VanBinsbergen eager to provide leadership

MONTEVIDEO -- Scott VanBinsbergen and his father, Gene, joined as business partners in 1996 and now oversee companies employing 140 people in the Montevideo area.

MONTEVIDEO -- Scott VanBinsbergen and his father, Gene, joined as business partners in 1996 and now oversee companies employing 140 people in the Montevideo area.

Candidate Scott VanBinsbergen credits their success to being smart enough to "hire good people.''

Being surrounded by talent isn't hurting his campaign to unseat Lyle Koenen for the Minnesota District 20B House seat, either. Former Sen. Rudy Boschwitz, Sen. Norm Coleman, R-Minn., and House Majority Leader Steve Sviggum, R-Kenyon, were among those who joined for a recent campaign event in Renville County to support him.

It's no secret that the state's Republican Party views VanBinsbergen, who will turn 36 on Election Day, as an up and coming leader. Along with his business success, VanBinsbergen offers experience in public affairs.

After graduating from college, VanBinsbergen took on roles in Washington, D.C., working first for Congressman Vin Weber and later for Boschwitz. He returned home to join his father in business and Southwest Minnesota Entrepreneur of the Year in 2004.


VanBinsbergen ran unsuccessfully against Doug Peterson for a House seat in 1994. VanBinsbergen said he learned from that experience and is campaigning harder this time around. He's maintained an aggressive campaign that's gone beyond the requisite door knocking. In hopes of capturing attention, he walked 40 miles in two days along U.S. Highway 212 from Buffalo Lake to Montevideo, where a caravan welcomed him to town.

"We need to see action, we can't stand still,'' said VanBinsbergen of his desire to represent the area. "Someone has to beat the drum for this area.''

He repeats his campaign themes like a steady drum beat too.
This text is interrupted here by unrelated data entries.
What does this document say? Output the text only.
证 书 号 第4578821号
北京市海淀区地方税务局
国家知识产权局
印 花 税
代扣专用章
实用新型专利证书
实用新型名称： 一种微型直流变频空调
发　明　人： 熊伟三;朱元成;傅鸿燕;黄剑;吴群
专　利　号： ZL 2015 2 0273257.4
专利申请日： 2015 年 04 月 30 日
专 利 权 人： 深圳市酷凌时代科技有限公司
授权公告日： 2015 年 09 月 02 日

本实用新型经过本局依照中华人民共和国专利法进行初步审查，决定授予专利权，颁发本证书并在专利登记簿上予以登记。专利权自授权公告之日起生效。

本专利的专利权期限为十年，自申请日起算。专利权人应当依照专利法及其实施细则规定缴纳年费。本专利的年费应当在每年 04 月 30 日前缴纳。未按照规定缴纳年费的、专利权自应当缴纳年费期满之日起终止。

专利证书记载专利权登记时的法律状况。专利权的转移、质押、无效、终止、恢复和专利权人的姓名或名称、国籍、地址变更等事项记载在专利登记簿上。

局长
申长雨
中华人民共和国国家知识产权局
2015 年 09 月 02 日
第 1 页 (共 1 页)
At every opportunity, he makes leadership and support for a "citizen legislature'' his topics.

VanBinsbergen charges that the incumbent has not stood up for the rural area or forged the relationships in St. Paul to develop the clout needed to be effective.

"Number one is we have to have a strong leader willing to speak up for the people in this region,'' he said.

He wants voters to know that he is a leader who would "make things happen for this area.''

VanBinsbergen said that while his Republican credentials are well known, he wants voters to know him as someone who can work with people on both sides of the aisle.

He said voters tell him that the rural area is up against the seven county metro area in the Legislature, and he agrees. VanBinsbergen said rural legislators of both parties need to work together, but it will take more than that to accomplish things in the Legislature.


He said he can also work with the suburban legislators who wield increasing power in the Legislature.

He would work most of all for jobs.'' "We need jobs and some good jobs,'' he said.

VanBinsbergen said getting jobs and growth will require putting together all of the pieces.

He supports the current JOBZ program, but said that economic development will also require building a better transportation system in the rural area and supporting quality education. He also supports the development of trails in the region and other opportunities to enhance the quality of life and attract visitors.

He also believes rural areas must do more to tap its human capital as well. As a legislator, he'd like to bring entrepreneurs in the area together to develop strategies for economic growth.

He sees opportunities for rural growth, especially in agriculture. He'd like to continue to encourage the development of ethanol and other, renewable energy.

He also believes small business owners and workers need help with rising health care costs. He argues for ending what he calls discriminatory tax policy towards the uninsured and self-employed; he'd make the total cost of health care insurance fully tax deductible. He also argues for incentives to attract health care providers to rural areas.

He argues that the rural district will see growth if it works and fights hard, and has a leader willing to speak up for its needs.


"The bottom line out here, is we have to figure out a way to get jobs in this area,'' said VanBinsbergen. He said his business experience proves he knows how to create jobs, and wants the opportunity to go to St. Paul and make things happen for the district.